Vivons heureux sans en avoir l'air
Petite chronique de la vie, comme elle est...

19 avril 2006

Die Sonne scheint noch

Le dernier film en allemand* que j'avais vu au cinéma**, c'était La chute, il y a un peu plus d'un an. Le récit des douze derniers jours de la vie d'Hitler, retranché dans son bunker près de la Chancellerie alors que le Reich agonisant livre dans les rues de Berlin une dernière bataille aussi inutile que meurtrière.

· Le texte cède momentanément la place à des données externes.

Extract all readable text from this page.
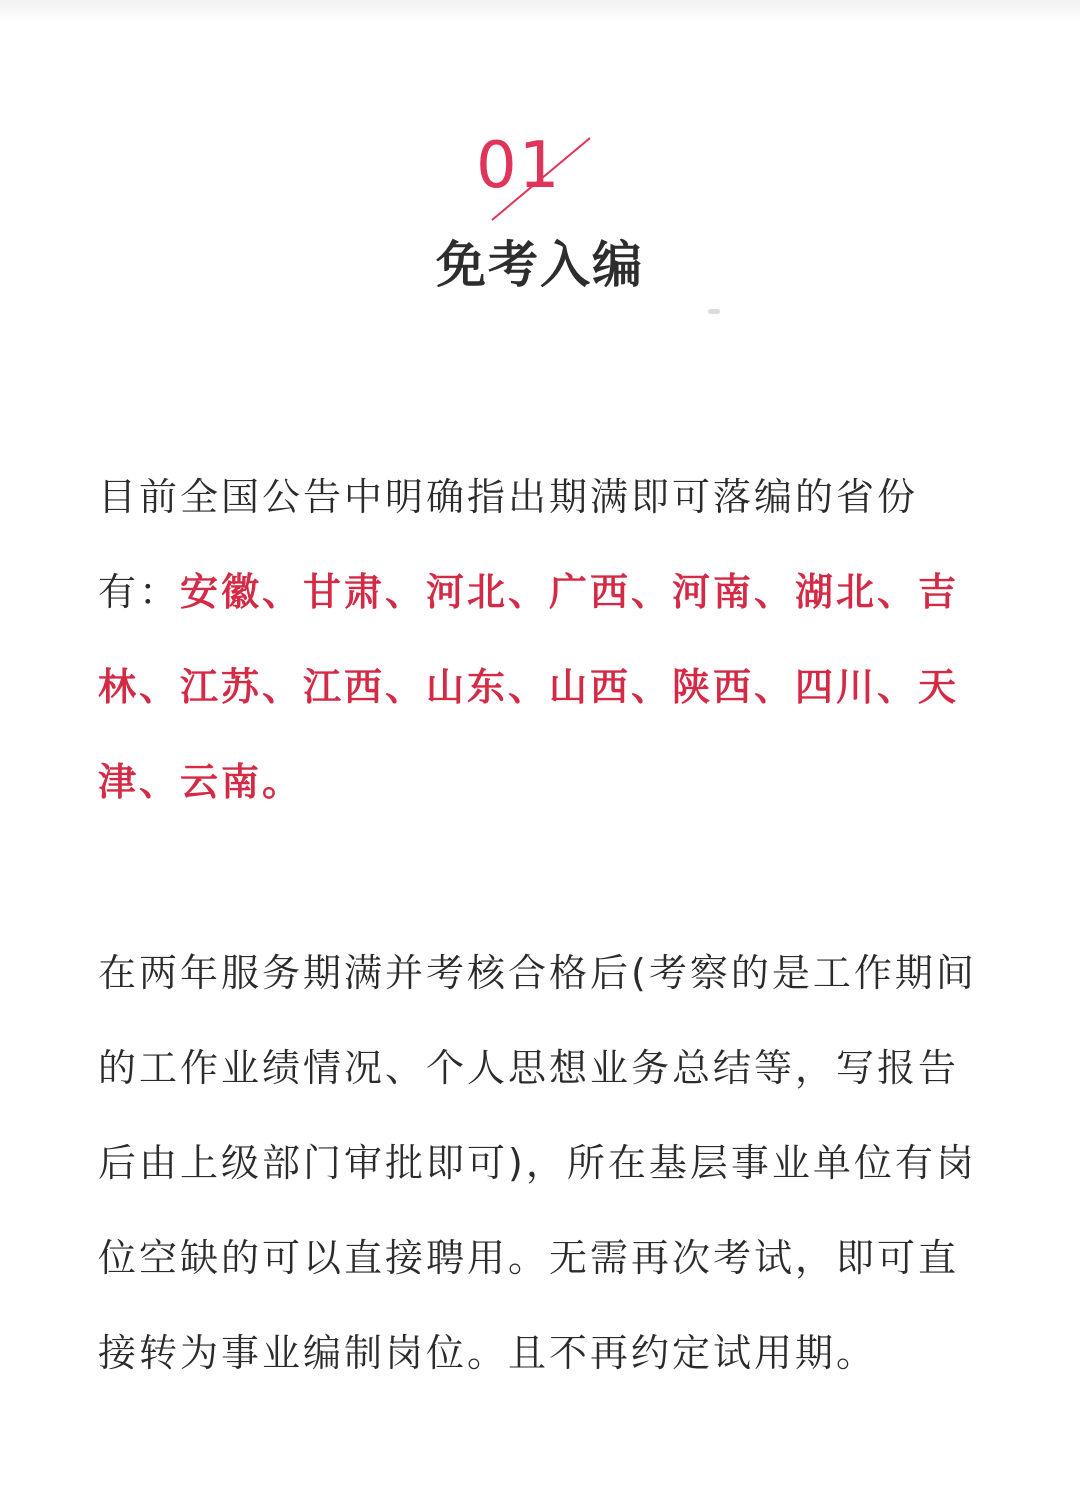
01
免考入编

目前全国公告中明确指出期满即可落编的省份有：安徽、甘肃、河北、广西、河南、湖北、吉林、江苏、江西、山东、山西、陕西、四川、天津、云南。

在两年服务期满并考核合格后(考察的是工作期间的工作业绩情况、个人思想业务总结等，写报告后由上级部门审批即可)，所在基层事业单位有岗位空缺的可以直接聘用。无需再次考试，即可直接转为事业编制岗位。且不再约定试用期。
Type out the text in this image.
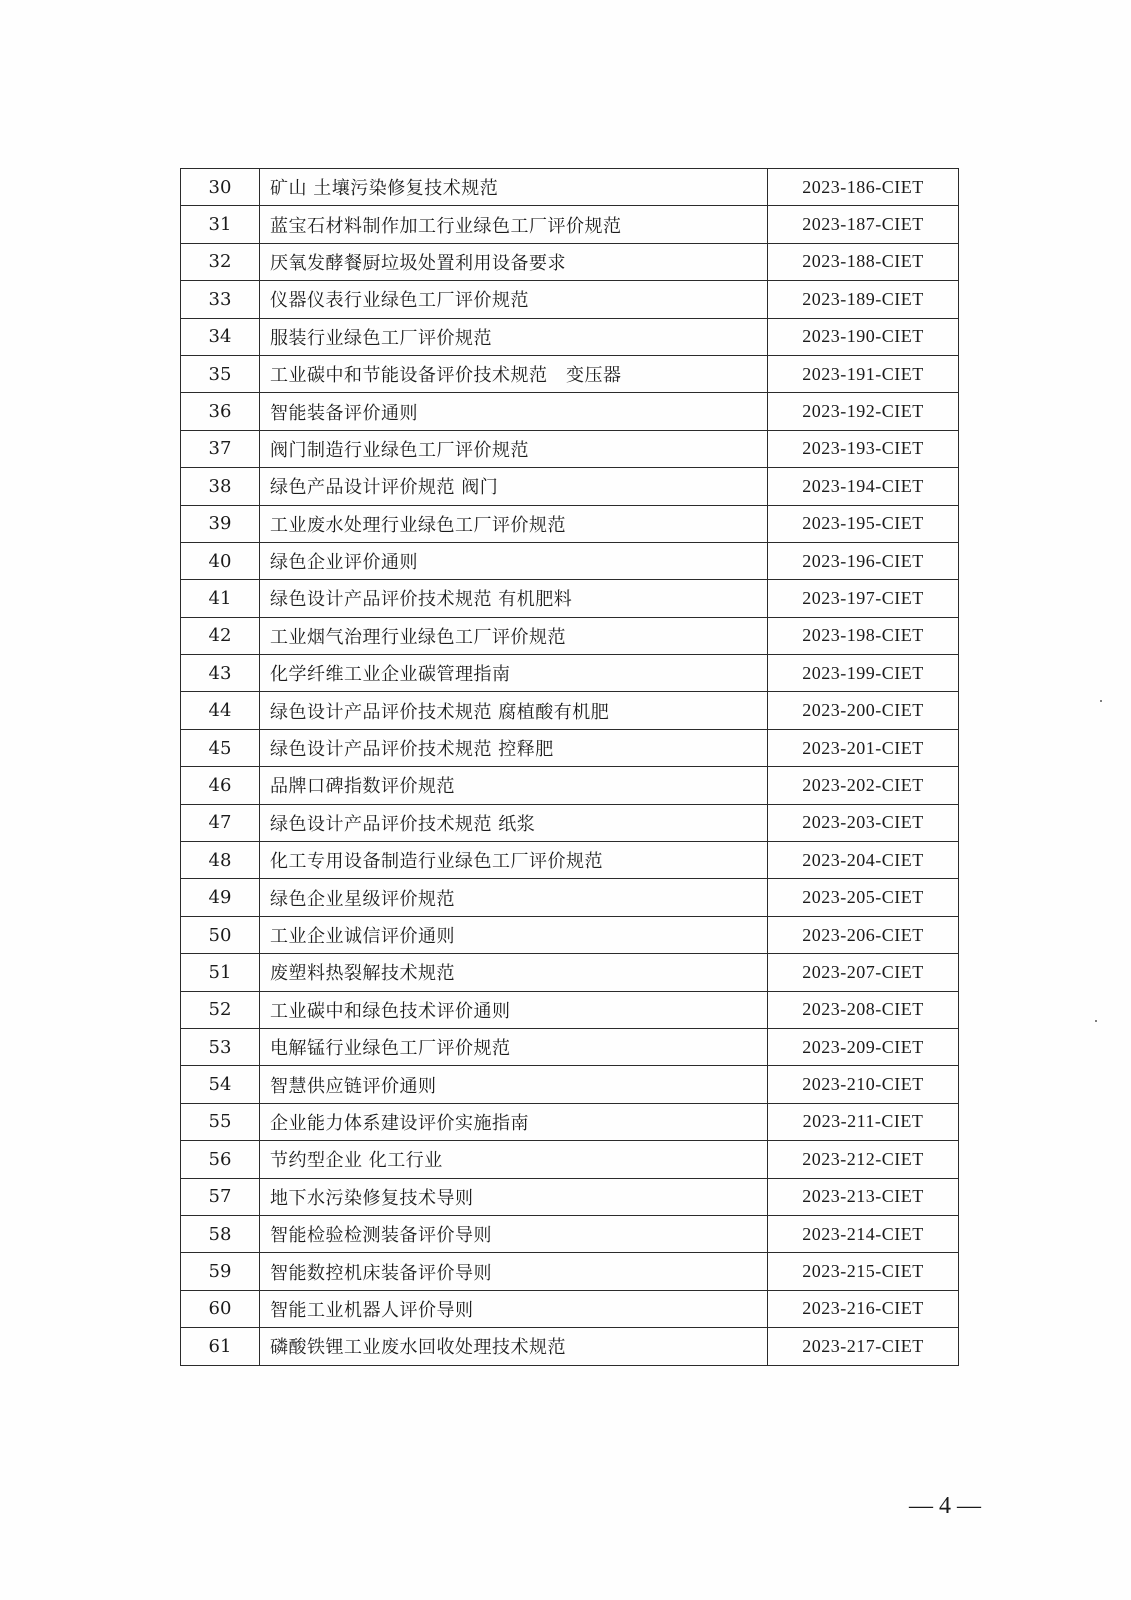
30	矿山 土壤污染修复技术规范	2023-186-CIET
31	蓝宝石材料制作加工行业绿色工厂评价规范	2023-187-CIET
32	厌氧发酵餐厨垃圾处置利用设备要求	2023-188-CIET
33	仪器仪表行业绿色工厂评价规范	2023-189-CIET
34	服装行业绿色工厂评价规范	2023-190-CIET
35	工业碳中和节能设备评价技术规范　变压器	2023-191-CIET
36	智能装备评价通则	2023-192-CIET
37	阀门制造行业绿色工厂评价规范	2023-193-CIET
38	绿色产品设计评价规范 阀门	2023-194-CIET
39	工业废水处理行业绿色工厂评价规范	2023-195-CIET
40	绿色企业评价通则	2023-196-CIET
41	绿色设计产品评价技术规范 有机肥料	2023-197-CIET
42	工业烟气治理行业绿色工厂评价规范	2023-198-CIET
43	化学纤维工业企业碳管理指南	2023-199-CIET
44	绿色设计产品评价技术规范 腐植酸有机肥	2023-200-CIET
45	绿色设计产品评价技术规范 控释肥	2023-201-CIET
46	品牌口碑指数评价规范	2023-202-CIET
47	绿色设计产品评价技术规范 纸浆	2023-203-CIET
48	化工专用设备制造行业绿色工厂评价规范	2023-204-CIET
49	绿色企业星级评价规范	2023-205-CIET
50	工业企业诚信评价通则	2023-206-CIET
51	废塑料热裂解技术规范	2023-207-CIET
52	工业碳中和绿色技术评价通则	2023-208-CIET
53	电解锰行业绿色工厂评价规范	2023-209-CIET
54	智慧供应链评价通则	2023-210-CIET
55	企业能力体系建设评价实施指南	2023-211-CIET
56	节约型企业 化工行业	2023-212-CIET
57	地下水污染修复技术导则	2023-213-CIET
58	智能检验检测装备评价导则	2023-214-CIET
59	智能数控机床装备评价导则	2023-215-CIET
60	智能工业机器人评价导则	2023-216-CIET
61	磷酸铁锂工业废水回收处理技术规范	2023-217-CIET
— 4 —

Ces derniers jours, c'est au travers des yeux d'une jeune allemande d'à peine 25 ans, Traudl Junge, la secrétaire particulière du Führer, qu'ils nous sont racontés. On y découvre en particulier un Hitler quotidien (incroyable Bruno Ganz), dont la normalité donne à réfléchir tout autant que sa monstruosité. On y découvre aussi cette jeune fille perdue, aspirée par le mouvement de l'Histoire et fascinée par l'aura du Fürher. Incapable jusqu'au bout du moindre recul.

Un film saisissant sur "la banalité du mal" (Hannah Harendt), construit à partir des mémoires de Traudl Junge dont je me souviens avoir lu qu'elle les avait écrites en prenant conscience qu'elle était née en 1920, un peu plus d'un an avant Sophie Scholl. En découvrant qu'elles étaient toutes les deux contemporaines, elle a compris qu'elle aurait pu se rendre compte.

Justement, ce soir, j'ai vu un autre film en allemand : les derniers jours de Sophie Scholl, récit des quatre jours qui vont de l'impression du sixième et dernier tract de la Rose blanche (Die Weiße Rose) à l'éxécution, le 22 février 1943, de Hans Scholl, de sa soeur Sophie et de Christoph Probst.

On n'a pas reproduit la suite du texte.